In 1992, Howard Goldsmith's HMS Broadcasting, owner of Boca Raton's WSBR (740 AM), acquired WWNN and relocated its operations to Boca Raton. Goldsmith retained the motivational format in morning and afternoon drive, but much of WWNN's other programming became health talk. The WWNN call letters were moved in 1997 when Goldsmith acquired a much stronger, 50,000-watt signal at 1470 AM, the former WRBD.

===WHSR===
With WNN moved to 1470 kHz, 980 kHz entered into a new phase of its history and changed its call letters to WHSR, broadcasting programming in Haitian Creole. Most of WHSR's airtime was brokered to Lesly Jacques, a former Radio Métropole sports commentator who paid $600,000 a year in 1999 for 22 hours a day of airtime, operating as Radio Haiti Amérique Internationale and selling most of it to other programmers and using the rest for his own shows. He had started with a four-hour slot on the station after WWNN moved to 1470, and he had a devoted fan club and a retail store. Operations remained the same after Beasley Broadcast Group of Naples acquired Goldsmith's three broadcasting outlets in 2000 for $18 million.

Jacques's popularity came under some fire after Haiti's 2000 presidential election, as some in the community protested that Jacques did not give airtime to supporters of the country's new president, Jean-Bertrand Aristide.
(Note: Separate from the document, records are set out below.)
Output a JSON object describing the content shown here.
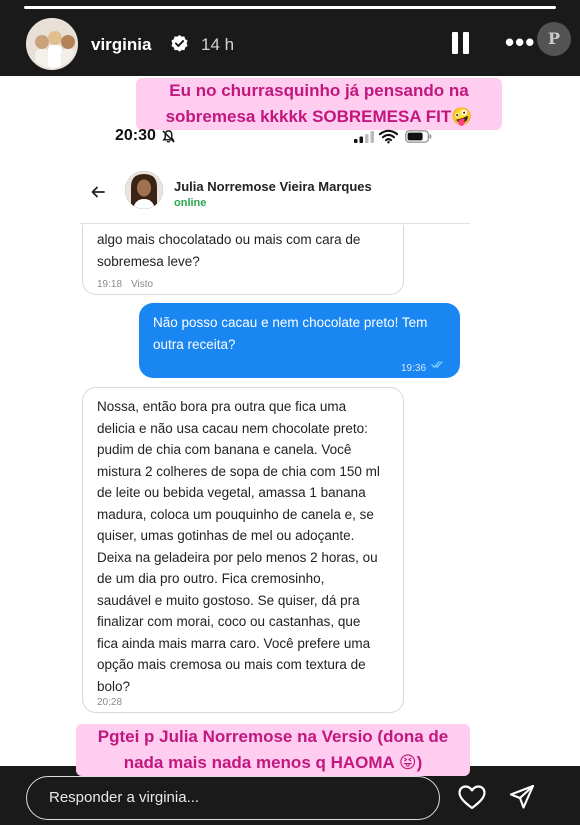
{
  "story": {
    "progress": 1.0,
    "user": {
      "name": "virginia",
      "time_ago": "14 h",
      "verified": true
    },
    "watermark": "P",
    "caption_top": "Eu no churrasquinho já pensando na sobremesa kkkkk SOBREMESA FIT🤪",
    "caption_bottom": "Pgtei p Julia Norremose na Versio (dona de nada mais nada menos q HAOMA 😝)",
    "reply_placeholder": "Responder a virginia..."
  },
  "screenshot": {
    "status_time": "20:30",
    "contact": {
      "name": "Julia Norremose Vieira Marques",
      "status": "online"
    },
    "messages": [
      {
        "direction": "in",
        "lines": [
          "algo mais chocolatado ou mais com cara de",
          "sobremesa leve?"
        ],
        "time": "19:18",
        "status": "Visto"
      },
      {
        "direction": "out",
        "lines": [
          "Não posso cacau e nem chocolate preto! Tem",
          "outra receita?"
        ],
        "time": "19:36"
      },
      {
        "direction": "in",
        "lines": [
          "Nossa, então bora pra outra que fica uma",
          "delicia e não usa cacau nem chocolate preto:",
          "pudim de chia com banana e canela. Você",
          "mistura 2 colheres de sopa de chia com 150 ml",
          "de leite ou bebida vegetal, amassa 1 banana",
          "madura, coloca um pouquinho de canela e, se",
          "quiser, umas gotinhas de mel ou adoçante.",
          "Deixa na geladeira por pelo menos 2 horas, ou",
          "de um dia pro outro. Fica cremosinho,",
          "saudável e muito gostoso. Se quiser, dá pra",
          "finalizar com morai, coco ou castanhas, que",
          "fica ainda mais marra caro. Você prefere uma",
          "opção mais cremosa ou mais com textura de",
          "bolo?"
        ],
        "time": "20:28"
      }
    ]
  },
  "colors": {
    "caption_bg": "#ffcdf0",
    "caption_text": "#c2177e",
    "outgoing_bubble": "#1a86f2",
    "online_green": "#2aa84f"
  },
  "icons": [
    "verified-badge-icon",
    "pause-icon",
    "more-icon",
    "mute-icon",
    "signal-icon",
    "wifi-icon",
    "battery-icon",
    "back-arrow-icon",
    "read-ticks-icon",
    "heart-icon",
    "send-icon"
  ]
}
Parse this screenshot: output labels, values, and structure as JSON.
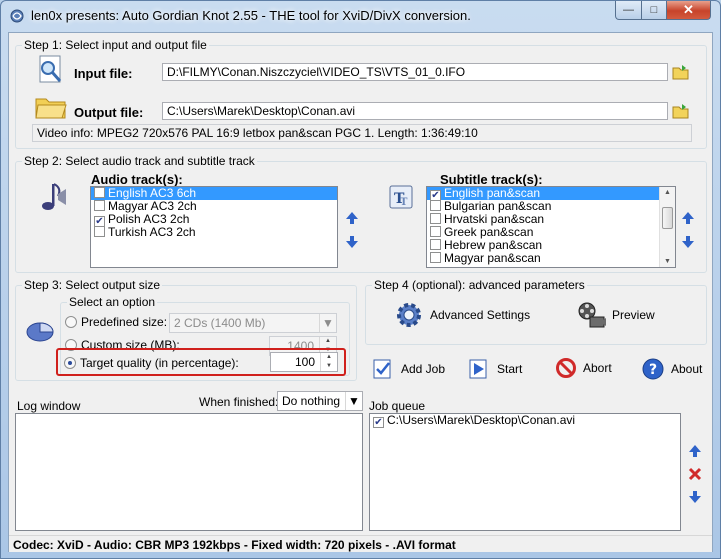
{
  "window": {
    "title": "len0x presents: Auto Gordian Knot 2.55 - THE tool for XviD/DivX conversion."
  },
  "step1": {
    "label": "Step 1: Select input and output file",
    "input_label": "Input file:",
    "input_value": "D:\\FILMY\\Conan.Niszczyciel\\VIDEO_TS\\VTS_01_0.IFO",
    "output_label": "Output file:",
    "output_value": "C:\\Users\\Marek\\Desktop\\Conan.avi",
    "video_info": "Video info: MPEG2 720x576 PAL 16:9 letbox pan&scan PGC 1. Length: 1:36:49:10"
  },
  "step2": {
    "label": "Step 2: Select audio track and subtitle track",
    "audio_label": "Audio track(s):",
    "audio_tracks": [
      {
        "label": "English AC3 6ch",
        "checked": false,
        "selected": true
      },
      {
        "label": "Magyar AC3 2ch",
        "checked": false,
        "selected": false
      },
      {
        "label": "Polish AC3 2ch",
        "checked": true,
        "selected": false
      },
      {
        "label": "Turkish AC3 2ch",
        "checked": false,
        "selected": false
      }
    ],
    "subtitle_label": "Subtitle track(s):",
    "subtitle_tracks": [
      {
        "label": "English pan&scan",
        "checked": true,
        "selected": true
      },
      {
        "label": "Bulgarian pan&scan",
        "checked": false,
        "selected": false
      },
      {
        "label": "Hrvatski pan&scan",
        "checked": false,
        "selected": false
      },
      {
        "label": "Greek pan&scan",
        "checked": false,
        "selected": false
      },
      {
        "label": "Hebrew pan&scan",
        "checked": false,
        "selected": false
      },
      {
        "label": "Magyar pan&scan",
        "checked": false,
        "selected": false
      }
    ]
  },
  "step3": {
    "label": "Step 3: Select output size",
    "option_group": "Select an option",
    "predefined_label": "Predefined size:",
    "predefined_value": "2 CDs (1400 Mb)",
    "custom_label": "Custom size (MB):",
    "custom_value": "1400",
    "quality_label": "Target quality (in percentage):",
    "quality_value": "100"
  },
  "step4": {
    "label": "Step 4 (optional): advanced parameters",
    "advanced_label": "Advanced Settings",
    "preview_label": "Preview"
  },
  "actions": {
    "add_job": "Add Job",
    "start": "Start",
    "abort": "Abort",
    "about": "About"
  },
  "log": {
    "label": "Log window",
    "when_finished_label": "When finished:",
    "when_finished_value": "Do nothing"
  },
  "job_queue": {
    "label": "Job queue",
    "items": [
      {
        "label": "C:\\Users\\Marek\\Desktop\\Conan.avi",
        "checked": true
      }
    ]
  },
  "status": {
    "text": "Codec: XviD -  Audio: CBR MP3 192kbps -  Fixed width: 720 pixels - .AVI format"
  },
  "colors": {
    "accent_blue": "#3399ff",
    "highlight_red": "#d0201c",
    "arrow_blue": "#2f63c9",
    "delete_red": "#d02a2a"
  }
}
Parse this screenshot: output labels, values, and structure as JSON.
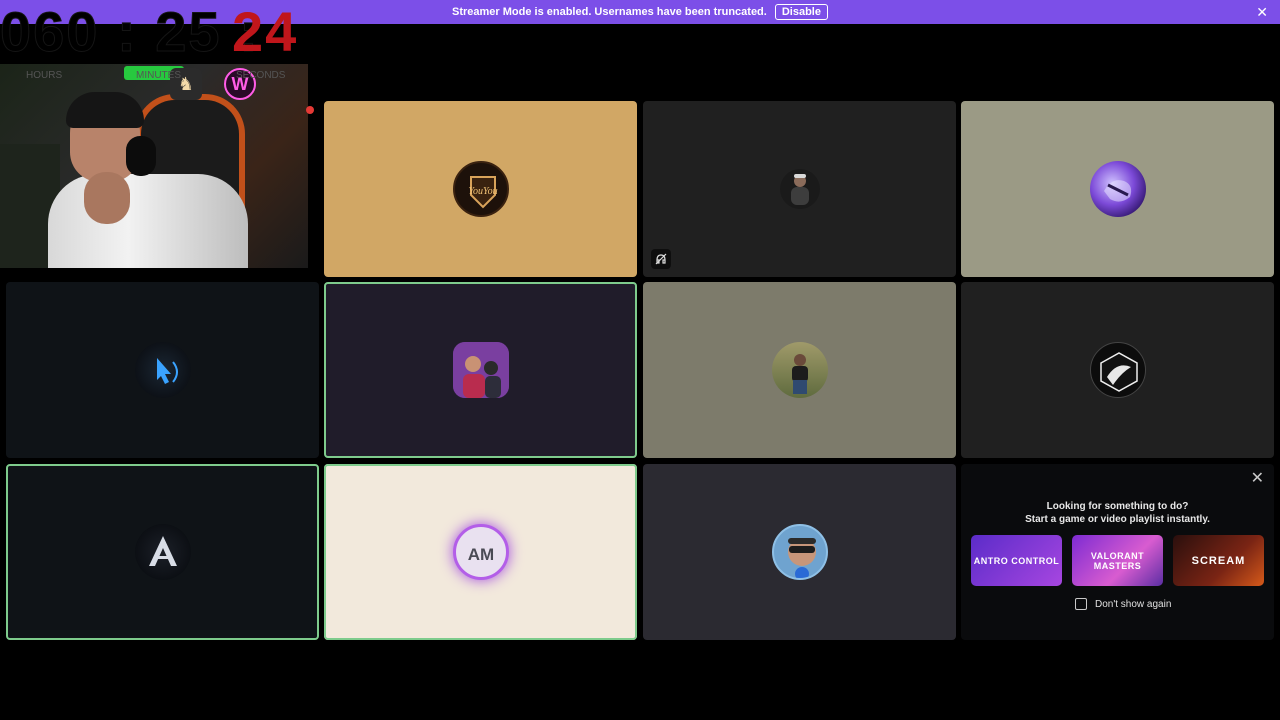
{
  "banner": {
    "message": "Streamer Mode is enabled. Usernames have been truncated.",
    "button_label": "Disable",
    "close_icon": "close-icon",
    "color": "#7c4fe8"
  },
  "timer": {
    "hours": "060",
    "minutes": "25",
    "separator": ":",
    "seconds": "24",
    "labels": [
      "HOURS",
      "MINUTES",
      "SECONDS"
    ]
  },
  "tiles": [
    {
      "name": "tile-youyou",
      "bg": "#d1a765",
      "avatar": "youyou-logo",
      "text": "YouYou",
      "selected": false
    },
    {
      "name": "tile-2",
      "bg": "#202020",
      "avatar": "person-photo",
      "selected": false,
      "muted_icon": "deafened-icon"
    },
    {
      "name": "tile-3",
      "bg": "#9b9a85",
      "avatar": "purple-art",
      "selected": false
    },
    {
      "name": "tile-4",
      "bg": "#0f1317",
      "avatar": "blue-cursor-logo",
      "selected": false
    },
    {
      "name": "tile-5",
      "bg": "#201c2a",
      "avatar": "footballer-photo",
      "selected": true
    },
    {
      "name": "tile-6",
      "bg": "#7d7b6b",
      "avatar": "person-outdoor",
      "selected": false
    },
    {
      "name": "tile-7",
      "bg": "#202020",
      "avatar": "black-art",
      "selected": false
    },
    {
      "name": "tile-8",
      "bg": "#0f1317",
      "avatar": "a-logo",
      "selected": true
    },
    {
      "name": "tile-9",
      "bg": "#f2e9dc",
      "avatar": "am-logo",
      "text": "AM",
      "selected": true
    },
    {
      "name": "tile-10",
      "bg": "#2b2a31",
      "avatar": "man-sunglasses",
      "selected": false
    }
  ],
  "activity": {
    "line1": "Looking for something to do?",
    "line2": "Start a game or video playlist instantly.",
    "cards": [
      {
        "title": "ANTRO CONTROL",
        "name": "activity-card-antro-control"
      },
      {
        "title": "VALORANT MASTERS",
        "name": "activity-card-valorant-masters"
      },
      {
        "title": "SCREAM",
        "name": "activity-card-scream"
      }
    ],
    "dont_show_label": "Don't show again",
    "close_icon": "close-icon"
  }
}
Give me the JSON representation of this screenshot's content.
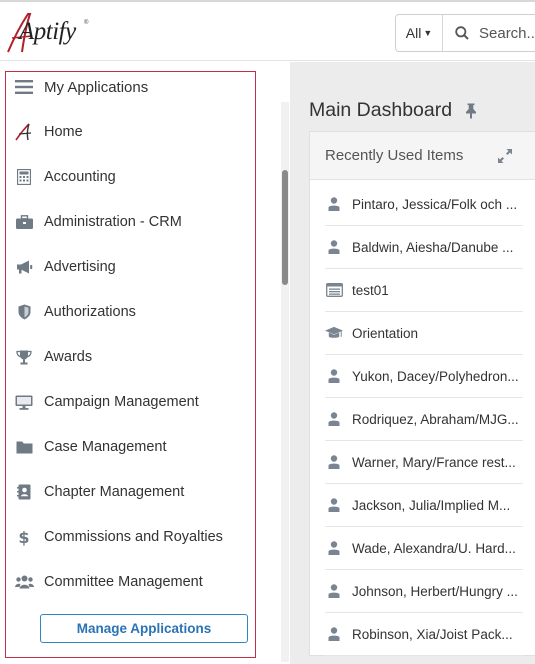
{
  "header": {
    "logo_text": "Aptify",
    "logo_reg": "®",
    "search_scope": "All",
    "search_placeholder": "Search..."
  },
  "sidebar": {
    "title": "My Applications",
    "items": [
      {
        "label": "Home",
        "icon": "aptify-logo-icon"
      },
      {
        "label": "Accounting",
        "icon": "calculator-icon"
      },
      {
        "label": "Administration - CRM",
        "icon": "briefcase-icon"
      },
      {
        "label": "Advertising",
        "icon": "megaphone-icon"
      },
      {
        "label": "Authorizations",
        "icon": "shield-icon"
      },
      {
        "label": "Awards",
        "icon": "trophy-icon"
      },
      {
        "label": "Campaign Management",
        "icon": "monitor-icon"
      },
      {
        "label": "Case Management",
        "icon": "folder-icon"
      },
      {
        "label": "Chapter Management",
        "icon": "contact-book-icon"
      },
      {
        "label": "Commissions and Royalties",
        "icon": "dollar-icon"
      },
      {
        "label": "Committee Management",
        "icon": "users-icon"
      }
    ],
    "manage_button": "Manage Applications"
  },
  "main": {
    "title": "Main Dashboard",
    "recent": {
      "title": "Recently Used Items",
      "items": [
        {
          "label": "Pintaro, Jessica/Folk och ...",
          "icon": "person-icon"
        },
        {
          "label": "Baldwin, Aiesha/Danube ...",
          "icon": "person-icon"
        },
        {
          "label": "test01",
          "icon": "list-card-icon"
        },
        {
          "label": "Orientation",
          "icon": "graduation-cap-icon"
        },
        {
          "label": "Yukon, Dacey/Polyhedron...",
          "icon": "person-icon"
        },
        {
          "label": "Rodriquez, Abraham/MJG...",
          "icon": "person-icon"
        },
        {
          "label": "Warner, Mary/France rest...",
          "icon": "person-icon"
        },
        {
          "label": "Jackson, Julia/Implied M...",
          "icon": "person-icon"
        },
        {
          "label": "Wade, Alexandra/U. Hard...",
          "icon": "person-icon"
        },
        {
          "label": "Johnson, Herbert/Hungry ...",
          "icon": "person-icon"
        },
        {
          "label": "Robinson, Xia/Joist Pack...",
          "icon": "person-icon"
        }
      ]
    }
  },
  "colors": {
    "accent_blue": "#2a73b5",
    "sidebar_border": "#c0304a",
    "icon_grey": "#6f7a85"
  }
}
Edouard Laventure, an Aristide supporter who was fired by Jacques for alleged breaches of their agreements, claimed that Jacques had become too self-important. In 2002, Jacques was on air for 60 hours a week on WHSR. In addition to its music and talk programming for the Haitian community in South Florida, the station aired a variety of other brokered talk shows, including one hosted by a Jewish rabbi, Muslim programming, and Indian and Hindu programming.

===Closure===
In September 2019, the city of Parkland approved the acquisition of the Nob Hill Road transmitter site used by WHSR and WSBR from Beasley for $7.1 million; the city is to use the land, and an adjacent 12-acre parcel owned by the city, for a future park. As a result of the sale, both stations signed off at midnight on December 1, 2019. Haitian programming that had been on WHSR moved to another Haitian station in South Florida, WSRF (1580 AM). Indian programming that had been on WHSR moved to WHSR's sister station WWNN.

Effective February 3, 2021, Beasley sold WHSR and translator W280DU to Sam Rogatinsky's HMDF, LLC for $362,500. On November 1, 2021, Rogatinsky moved the WTPA call letters from 1590 AM near Tampa that November to allow that station to become WHOT.